The Republican commissioners of the Federal Election Commission have broken their silence about the mysterious 76-page document that was redacted against their wishes in the deadlocked decision over whether Crossroads GPS was a legitimate nonprofit. In a statement posted to the FEC’s website late Tuesday, the commission’s three Republicans pulled back the curtain a bit on the missing document. “We do not believe that these redactions are necessary,” they wrote, saying they had sought to release the documents in a closed-door commission meeting but “the vote failed.” National Journal first reported the existence of the massive redaction and the behind-the-scenes controversy earlier this month.

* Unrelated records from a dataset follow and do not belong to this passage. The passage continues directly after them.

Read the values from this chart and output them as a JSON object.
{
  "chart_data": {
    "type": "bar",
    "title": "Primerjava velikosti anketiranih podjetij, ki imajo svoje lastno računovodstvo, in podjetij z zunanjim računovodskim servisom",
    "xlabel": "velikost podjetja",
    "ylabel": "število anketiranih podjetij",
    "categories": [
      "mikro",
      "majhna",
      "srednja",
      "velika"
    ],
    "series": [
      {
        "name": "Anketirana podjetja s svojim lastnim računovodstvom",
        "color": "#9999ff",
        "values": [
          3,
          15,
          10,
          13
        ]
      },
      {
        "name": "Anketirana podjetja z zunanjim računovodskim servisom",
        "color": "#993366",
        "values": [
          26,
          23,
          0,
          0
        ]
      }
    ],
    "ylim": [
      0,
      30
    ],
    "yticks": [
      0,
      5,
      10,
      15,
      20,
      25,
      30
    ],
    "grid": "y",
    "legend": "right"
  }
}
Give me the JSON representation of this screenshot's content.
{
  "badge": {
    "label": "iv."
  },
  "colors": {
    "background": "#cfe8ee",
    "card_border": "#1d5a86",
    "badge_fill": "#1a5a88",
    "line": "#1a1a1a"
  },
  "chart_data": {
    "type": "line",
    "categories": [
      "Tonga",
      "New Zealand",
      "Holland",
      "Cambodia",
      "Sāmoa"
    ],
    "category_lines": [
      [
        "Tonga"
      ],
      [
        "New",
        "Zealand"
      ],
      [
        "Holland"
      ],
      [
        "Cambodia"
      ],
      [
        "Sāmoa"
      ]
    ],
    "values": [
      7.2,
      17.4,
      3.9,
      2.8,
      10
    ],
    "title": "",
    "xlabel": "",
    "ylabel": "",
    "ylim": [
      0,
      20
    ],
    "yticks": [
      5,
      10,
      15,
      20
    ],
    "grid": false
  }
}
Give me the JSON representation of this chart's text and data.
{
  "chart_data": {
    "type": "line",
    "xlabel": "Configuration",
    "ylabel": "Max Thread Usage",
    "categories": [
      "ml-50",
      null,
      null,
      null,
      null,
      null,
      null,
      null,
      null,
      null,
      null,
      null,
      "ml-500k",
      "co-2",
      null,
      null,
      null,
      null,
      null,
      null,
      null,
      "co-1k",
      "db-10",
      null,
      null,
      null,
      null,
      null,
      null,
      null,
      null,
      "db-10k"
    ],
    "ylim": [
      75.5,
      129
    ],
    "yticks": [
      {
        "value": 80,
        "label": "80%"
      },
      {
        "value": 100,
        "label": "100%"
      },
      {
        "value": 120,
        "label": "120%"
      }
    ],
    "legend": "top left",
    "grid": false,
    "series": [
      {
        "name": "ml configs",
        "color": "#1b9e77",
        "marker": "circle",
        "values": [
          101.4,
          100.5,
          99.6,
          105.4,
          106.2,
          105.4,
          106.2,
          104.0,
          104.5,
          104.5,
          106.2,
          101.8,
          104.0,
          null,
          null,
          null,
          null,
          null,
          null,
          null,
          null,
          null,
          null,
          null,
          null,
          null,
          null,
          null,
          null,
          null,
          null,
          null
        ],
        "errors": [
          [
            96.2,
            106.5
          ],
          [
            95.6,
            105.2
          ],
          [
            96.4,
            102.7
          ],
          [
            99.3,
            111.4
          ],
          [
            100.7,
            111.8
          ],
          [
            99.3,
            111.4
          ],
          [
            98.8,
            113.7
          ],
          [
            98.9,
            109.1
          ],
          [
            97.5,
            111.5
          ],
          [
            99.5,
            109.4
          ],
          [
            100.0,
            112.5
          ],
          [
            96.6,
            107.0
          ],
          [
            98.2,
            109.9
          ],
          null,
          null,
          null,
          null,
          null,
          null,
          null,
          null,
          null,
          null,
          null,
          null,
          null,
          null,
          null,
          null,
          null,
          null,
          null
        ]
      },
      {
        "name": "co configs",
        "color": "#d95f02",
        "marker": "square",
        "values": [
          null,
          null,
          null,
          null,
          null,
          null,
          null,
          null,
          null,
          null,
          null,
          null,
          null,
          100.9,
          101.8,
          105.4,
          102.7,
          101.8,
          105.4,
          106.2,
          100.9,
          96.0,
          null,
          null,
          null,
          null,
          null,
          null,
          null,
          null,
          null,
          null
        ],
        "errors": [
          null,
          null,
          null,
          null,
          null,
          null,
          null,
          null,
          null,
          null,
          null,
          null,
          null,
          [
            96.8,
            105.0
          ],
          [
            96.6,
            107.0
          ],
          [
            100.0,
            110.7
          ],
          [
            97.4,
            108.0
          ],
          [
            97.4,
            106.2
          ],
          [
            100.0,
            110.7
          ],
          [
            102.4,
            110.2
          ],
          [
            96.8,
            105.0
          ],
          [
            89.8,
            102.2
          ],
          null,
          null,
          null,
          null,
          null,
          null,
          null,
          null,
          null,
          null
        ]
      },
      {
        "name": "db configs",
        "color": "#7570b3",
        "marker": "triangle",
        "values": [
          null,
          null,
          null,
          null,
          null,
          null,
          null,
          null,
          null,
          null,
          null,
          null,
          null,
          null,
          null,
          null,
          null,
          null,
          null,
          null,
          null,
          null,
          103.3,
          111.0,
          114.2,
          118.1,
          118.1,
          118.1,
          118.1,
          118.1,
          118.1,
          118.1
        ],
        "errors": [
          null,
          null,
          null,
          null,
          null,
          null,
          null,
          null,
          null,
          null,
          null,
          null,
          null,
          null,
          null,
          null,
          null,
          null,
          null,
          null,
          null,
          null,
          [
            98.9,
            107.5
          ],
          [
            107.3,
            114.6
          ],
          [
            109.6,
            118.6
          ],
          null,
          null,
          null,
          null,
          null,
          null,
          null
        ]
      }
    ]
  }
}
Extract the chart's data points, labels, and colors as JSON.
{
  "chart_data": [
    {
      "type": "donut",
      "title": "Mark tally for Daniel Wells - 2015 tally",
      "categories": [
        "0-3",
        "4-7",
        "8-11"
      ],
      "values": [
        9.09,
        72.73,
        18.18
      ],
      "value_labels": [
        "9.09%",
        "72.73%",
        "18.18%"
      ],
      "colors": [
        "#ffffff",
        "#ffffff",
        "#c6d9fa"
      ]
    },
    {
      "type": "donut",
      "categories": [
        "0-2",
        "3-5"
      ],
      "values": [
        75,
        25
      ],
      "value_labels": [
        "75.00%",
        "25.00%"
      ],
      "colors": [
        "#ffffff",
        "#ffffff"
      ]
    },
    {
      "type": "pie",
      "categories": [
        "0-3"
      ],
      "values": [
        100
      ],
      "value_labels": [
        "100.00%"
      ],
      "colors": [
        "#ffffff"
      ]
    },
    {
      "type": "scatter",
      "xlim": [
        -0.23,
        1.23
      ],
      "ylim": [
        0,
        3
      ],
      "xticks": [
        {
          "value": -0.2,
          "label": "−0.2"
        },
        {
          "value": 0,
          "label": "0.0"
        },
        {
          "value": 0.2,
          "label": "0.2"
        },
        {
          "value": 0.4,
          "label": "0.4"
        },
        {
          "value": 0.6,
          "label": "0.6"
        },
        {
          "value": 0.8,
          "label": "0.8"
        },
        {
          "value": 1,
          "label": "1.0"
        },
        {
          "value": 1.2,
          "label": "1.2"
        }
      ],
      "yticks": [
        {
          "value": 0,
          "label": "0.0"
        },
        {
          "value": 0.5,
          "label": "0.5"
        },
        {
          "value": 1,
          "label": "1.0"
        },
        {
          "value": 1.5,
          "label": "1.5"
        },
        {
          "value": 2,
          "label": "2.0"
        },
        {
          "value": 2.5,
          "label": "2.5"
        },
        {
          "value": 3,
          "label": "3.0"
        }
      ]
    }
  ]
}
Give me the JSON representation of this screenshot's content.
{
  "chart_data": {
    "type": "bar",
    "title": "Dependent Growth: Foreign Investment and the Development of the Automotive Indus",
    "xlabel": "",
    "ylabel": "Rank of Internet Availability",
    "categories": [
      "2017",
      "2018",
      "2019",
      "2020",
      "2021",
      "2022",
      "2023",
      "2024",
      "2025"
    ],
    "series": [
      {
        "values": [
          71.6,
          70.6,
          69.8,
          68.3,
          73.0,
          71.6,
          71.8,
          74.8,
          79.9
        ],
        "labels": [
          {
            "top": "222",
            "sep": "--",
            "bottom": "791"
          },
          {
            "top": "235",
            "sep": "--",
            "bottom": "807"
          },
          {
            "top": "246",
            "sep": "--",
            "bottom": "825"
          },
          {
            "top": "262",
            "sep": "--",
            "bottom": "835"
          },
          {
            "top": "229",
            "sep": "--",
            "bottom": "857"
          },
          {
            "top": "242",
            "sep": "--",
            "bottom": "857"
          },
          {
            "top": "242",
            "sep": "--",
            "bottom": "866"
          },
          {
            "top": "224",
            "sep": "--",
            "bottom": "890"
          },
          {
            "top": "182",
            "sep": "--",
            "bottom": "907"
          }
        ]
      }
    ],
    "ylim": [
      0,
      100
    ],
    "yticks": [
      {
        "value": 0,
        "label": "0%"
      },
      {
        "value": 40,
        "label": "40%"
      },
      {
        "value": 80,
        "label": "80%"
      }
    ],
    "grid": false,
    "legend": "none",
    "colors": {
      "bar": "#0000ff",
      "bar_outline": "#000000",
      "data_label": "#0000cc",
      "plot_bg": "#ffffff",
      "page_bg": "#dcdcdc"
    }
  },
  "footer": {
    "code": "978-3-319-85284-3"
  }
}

The sealed document is the initial report from the FEC’s lawyers to the commission, from 2011, recommending how to proceed in the Crossroads case, one of the most consequential before the FEC in years. That initial report was withdrawn and replaced with a new one from the counsel’s office a year later. When the Republicans sought to publish the first report, along with their opinion in the case, it was blocked first by the Office of General Counsel and later by the FEC’s Democratic-aligned commissioners.
In their statement Tuesday evening, the commission’s Republicans—Lee Goodman, Caroline Hunter, and Matthew Peterson—wrote that the document “was clearly prepared with an expectation that it would be reviewed by commissioners and the general public.”